Understanding the inner workings of neural networks is becoming paramount as AI systems are deployed in critical applications, necessitating robust methods for debugging and auditing. Mechanistic interpretability aims to achieve this by identifying specific subnetworks, or "circuits," responsible for particular model behaviors. However, existing approaches to circuit discovery have been criticized for their fragility, with discovered circuits often being highly dependent on the specific dataset used for their identification and failing to generalize to new data. This raises concerns that these methods might be capturing dataset-specific artifacts rather than genuine conceptual understanding within the model. Addressing this challenge, a new framework called Certified Circuits has been introduced, which offers provable stability guarantees for circuit discovery.
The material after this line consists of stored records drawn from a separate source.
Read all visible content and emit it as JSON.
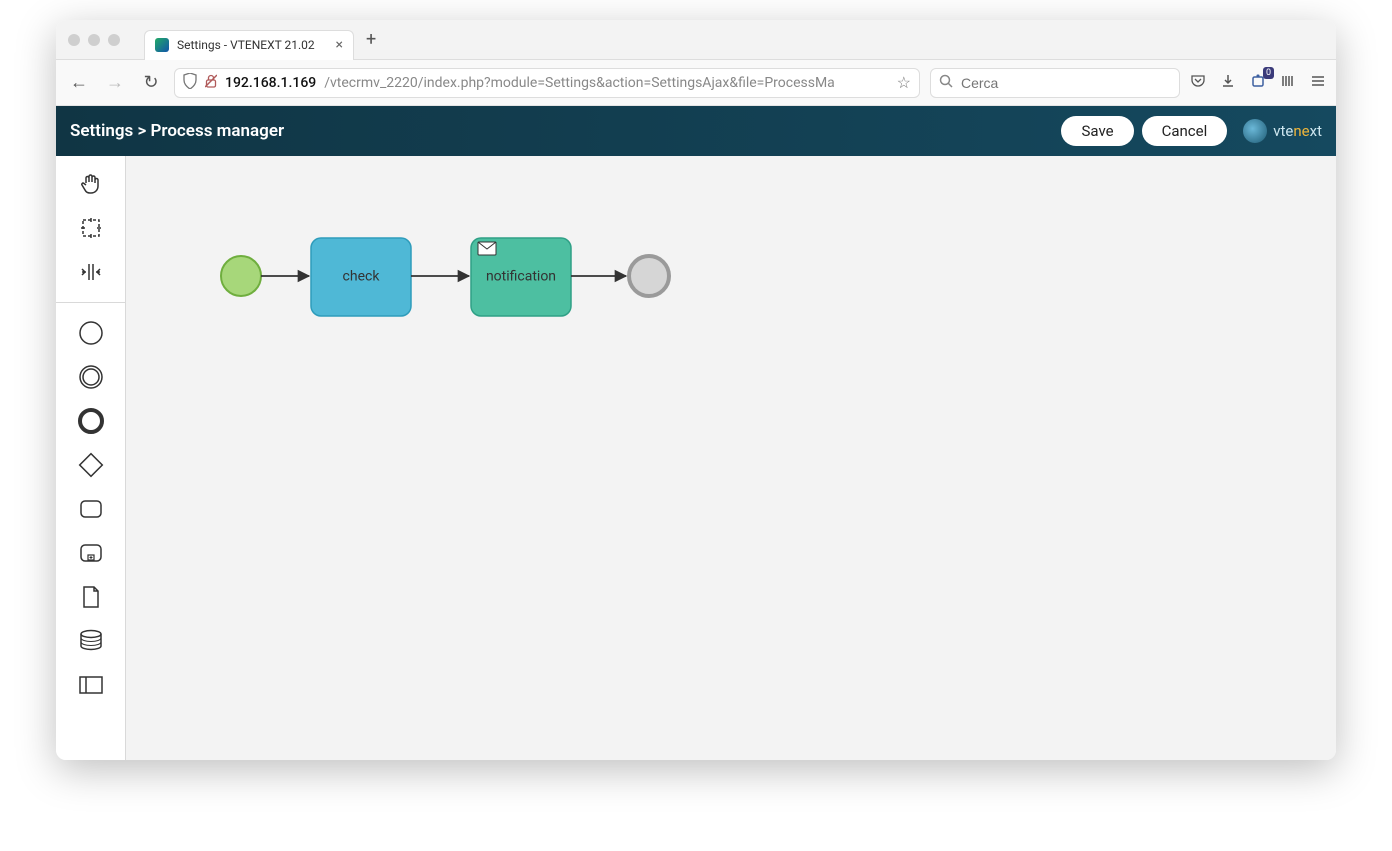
{
  "tab": {
    "title": "Settings - VTENEXT 21.02"
  },
  "url": {
    "host": "192.168.1.169",
    "path": "/vtecrmv_2220/index.php?module=Settings&action=SettingsAjax&file=ProcessMa"
  },
  "search": {
    "placeholder": "Cerca"
  },
  "extension_badge": "0",
  "breadcrumb": "Settings > Process manager",
  "buttons": {
    "save": "Save",
    "cancel": "Cancel"
  },
  "logo": {
    "text_pre": "vte",
    "text_suf": "next"
  },
  "diagram": {
    "nodes": {
      "check": "check",
      "notification": "notification"
    }
  }
}
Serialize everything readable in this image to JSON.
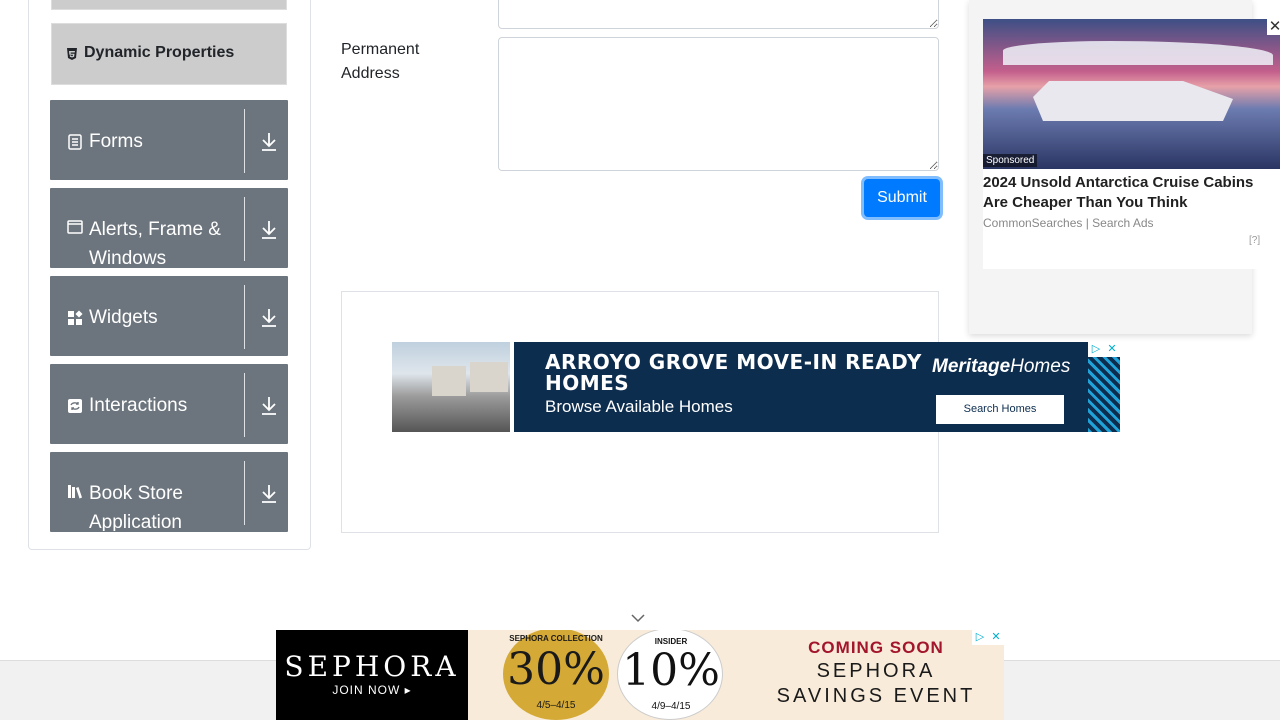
{
  "sidebar": {
    "sub_item": {
      "label": "Dynamic Properties",
      "icon": "html5-icon"
    },
    "groups": [
      {
        "label": "Forms",
        "icon": "form-icon"
      },
      {
        "label": "Alerts, Frame & Windows",
        "icon": "window-icon"
      },
      {
        "label": "Widgets",
        "icon": "widgets-icon"
      },
      {
        "label": "Interactions",
        "icon": "interactions-icon"
      },
      {
        "label": "Book Store Application",
        "icon": "books-icon"
      }
    ]
  },
  "form": {
    "permanent_address_label": "Permanent Address",
    "submit_label": "Submit"
  },
  "ads": {
    "middle": {
      "headline": "ARROYO GROVE MOVE-IN READY HOMES",
      "sub": "Browse Available Homes",
      "brand_a": "Meritage",
      "brand_b": "Homes",
      "cta": "Search Homes"
    },
    "right": {
      "sponsored": "Sponsored",
      "headline": "2024 Unsold Antarctica Cruise Cabins Are Cheaper Than You Think",
      "source": "CommonSearches | Search Ads",
      "info": "[?]"
    },
    "bottom": {
      "brand": "SEPHORA",
      "join": "JOIN NOW ▸",
      "d1_top": "SEPHORA COLLECTION",
      "d1_pct": "30%",
      "d1_date": "4/5–4/15",
      "d2_top": "INSIDER",
      "d2_pct": "10%",
      "d2_date": "4/9–4/15",
      "line1": "COMING SOON",
      "line2": "SEPHORA",
      "line3": "SAVINGS EVENT"
    }
  },
  "colors": {
    "accent": "#007bff",
    "group_bg": "#6c757d",
    "sub_item_bg": "#cccccc"
  }
}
The Certified Circuits Framework
The core innovation of Certified Circuits lies in its ability to wrap any existing black-box circuit discovery algorithm. It achieves provable stability by employing randomized data subsampling. This technique ensures that decisions about including specific neurons as components of a circuit are invariant to bounded edit-distance perturbations of the concept dataset. In essence, if a neuron's inclusion in a circuit fluctuates significantly with minor changes to the input data, Certified Circuits will identify it as unstable and abstain from including it. This process leads to circuits that are not only more reliable but also more compact and accurate.